Pre-existing Conditions: Any physical or mental conditions that you’ve been diagnosed or
treated for prior to the effective date of health insurance coverage (the day your coverage begins).
Premium: The amount you pay for coverage, usually paid in monthly installments.
Primary Care Physician: A primary care physician provides, coordinates, or arranges for
care to patients, and takes continuing responsibility for providing a patient’s care.
PPO (Preferred Provider Organization): This health plan option allows you to use
in-network and out-of-network doctors, though you’ll pay more if you use out-of-network
doctors. You do not have to get a referral before seeing a specialist. There is typically a
deductible, and you will also probably be responsible for a portion of provider bills (plans
often pay 80%; you are responsible for 20%).

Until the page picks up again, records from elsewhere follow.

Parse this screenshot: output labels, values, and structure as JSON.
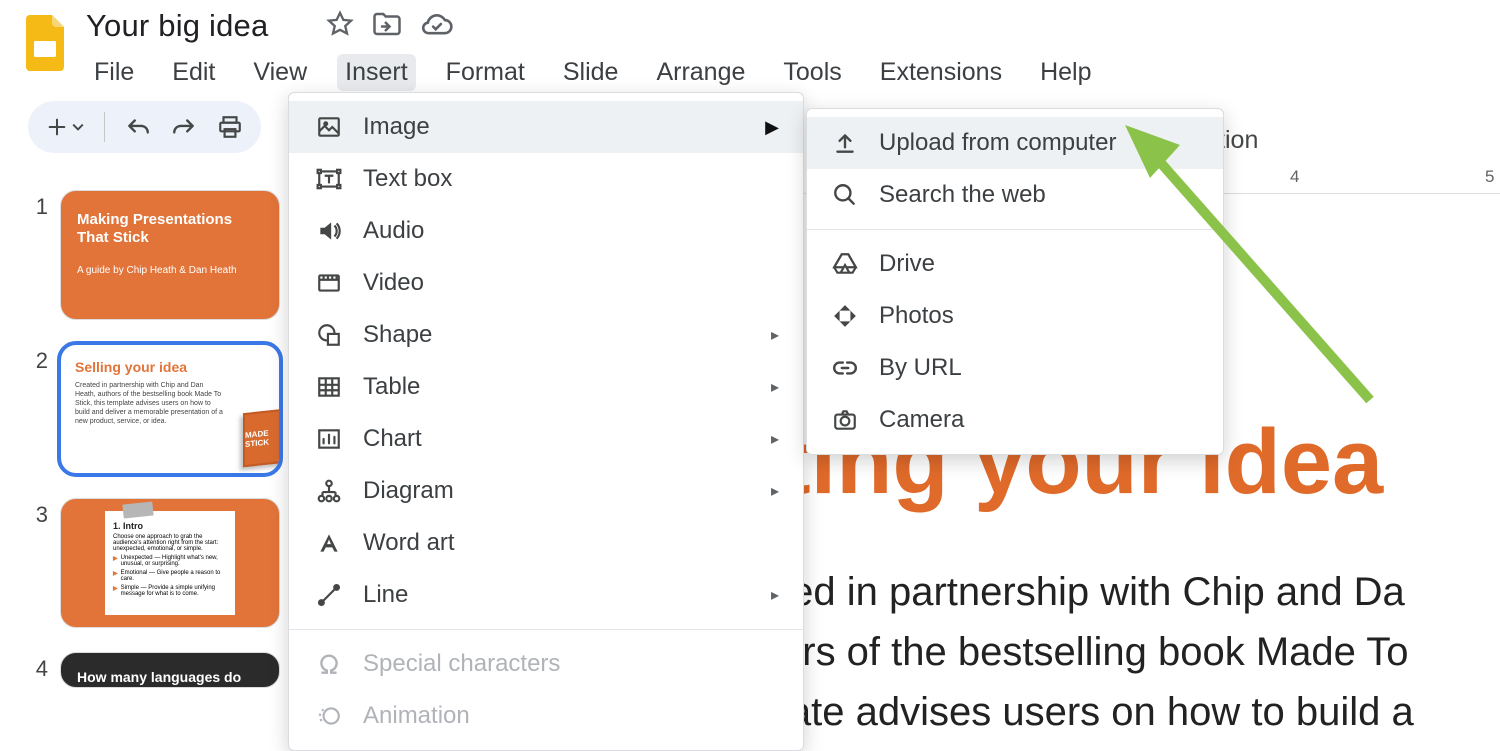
{
  "header": {
    "doc_title": "Your big idea",
    "starred": false
  },
  "menubar": {
    "items": [
      "File",
      "Edit",
      "View",
      "Insert",
      "Format",
      "Slide",
      "Arrange",
      "Tools",
      "Extensions",
      "Help"
    ],
    "active": "Insert"
  },
  "toolbar": {
    "transition_label": "sition"
  },
  "insert_menu": {
    "items": [
      {
        "label": "Image",
        "icon": "image-icon",
        "arrow": true,
        "hov": true
      },
      {
        "label": "Text box",
        "icon": "textbox-icon"
      },
      {
        "label": "Audio",
        "icon": "audio-icon"
      },
      {
        "label": "Video",
        "icon": "video-icon"
      },
      {
        "label": "Shape",
        "icon": "shape-icon",
        "arrow": true
      },
      {
        "label": "Table",
        "icon": "table-icon",
        "arrow": true
      },
      {
        "label": "Chart",
        "icon": "chart-icon",
        "arrow": true
      },
      {
        "label": "Diagram",
        "icon": "diagram-icon",
        "arrow": true
      },
      {
        "label": "Word art",
        "icon": "wordart-icon"
      },
      {
        "label": "Line",
        "icon": "line-icon",
        "arrow": true
      }
    ],
    "disabled_items": [
      {
        "label": "Special characters",
        "icon": "omega-icon"
      },
      {
        "label": "Animation",
        "icon": "animation-icon"
      }
    ]
  },
  "image_submenu": {
    "items_a": [
      {
        "label": "Upload from computer",
        "icon": "upload-icon",
        "hov": true
      },
      {
        "label": "Search the web",
        "icon": "search-icon"
      }
    ],
    "items_b": [
      {
        "label": "Drive",
        "icon": "drive-icon"
      },
      {
        "label": "Photos",
        "icon": "photos-icon"
      },
      {
        "label": "By URL",
        "icon": "link-icon"
      },
      {
        "label": "Camera",
        "icon": "camera-icon"
      }
    ]
  },
  "ruler": {
    "marks": [
      "4",
      "5"
    ]
  },
  "thumbnails": {
    "items": [
      {
        "num": "1",
        "kind": "t1",
        "title": "Making Presentations That Stick",
        "sub": "A guide by Chip Heath & Dan Heath"
      },
      {
        "num": "2",
        "kind": "t2",
        "selected": true,
        "title": "Selling your idea",
        "body": "Created in partnership with Chip and Dan Heath, authors of the bestselling book Made To Stick, this template advises users on how to build and deliver a memorable presentation of a new product, service, or idea.",
        "book": "MADE STICK"
      },
      {
        "num": "3",
        "kind": "t3",
        "title": "1. Intro",
        "rows": [
          "Choose one approach to grab the audience's attention right from the start: unexpected, emotional, or simple.",
          "Unexpected — Highlight what's new, unusual, or surprising.",
          "Emotional — Give people a reason to care.",
          "Simple — Provide a simple unifying message for what is to come."
        ]
      },
      {
        "num": "4",
        "kind": "t4",
        "title": "How many languages do"
      }
    ]
  },
  "slide": {
    "heading_fragment": "ting your idea",
    "line1": "ted in partnership with Chip and Da",
    "line2": "ors of the bestselling book Made To",
    "line3": "late advises users on how to build a"
  }
}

Referrals: The recommendation by a physician and/or health plan for a covered person to
receive care from a different physician, specialist, or facility.
Specialist: A physician who has completed an approved residency, passed an examination
given by a medical specialty board, and has been certified as a specialist in a medical area.
Traditional Fee-For-Service Health Plans: The most flexible — and usually the most
expensive — health plans. You may use any provider you want. There is typically a deductible
and co-insurance (plans often pay 80%; you are responsible for 20%). In addition, these plans
usually only pay for “reasonable and customary” medical expenses. If your doctor charges more,
you will have to pay the difference.
Underwriting: This is a process insurance companies use to evaluate the costs of insuring you
and determining if you’re eligible for coverage. It can involve asking medical questions or
requiring health exams. If you are eligible for coverage and multiple rate levels exist, your rate
level will be assigned based on this underwriting.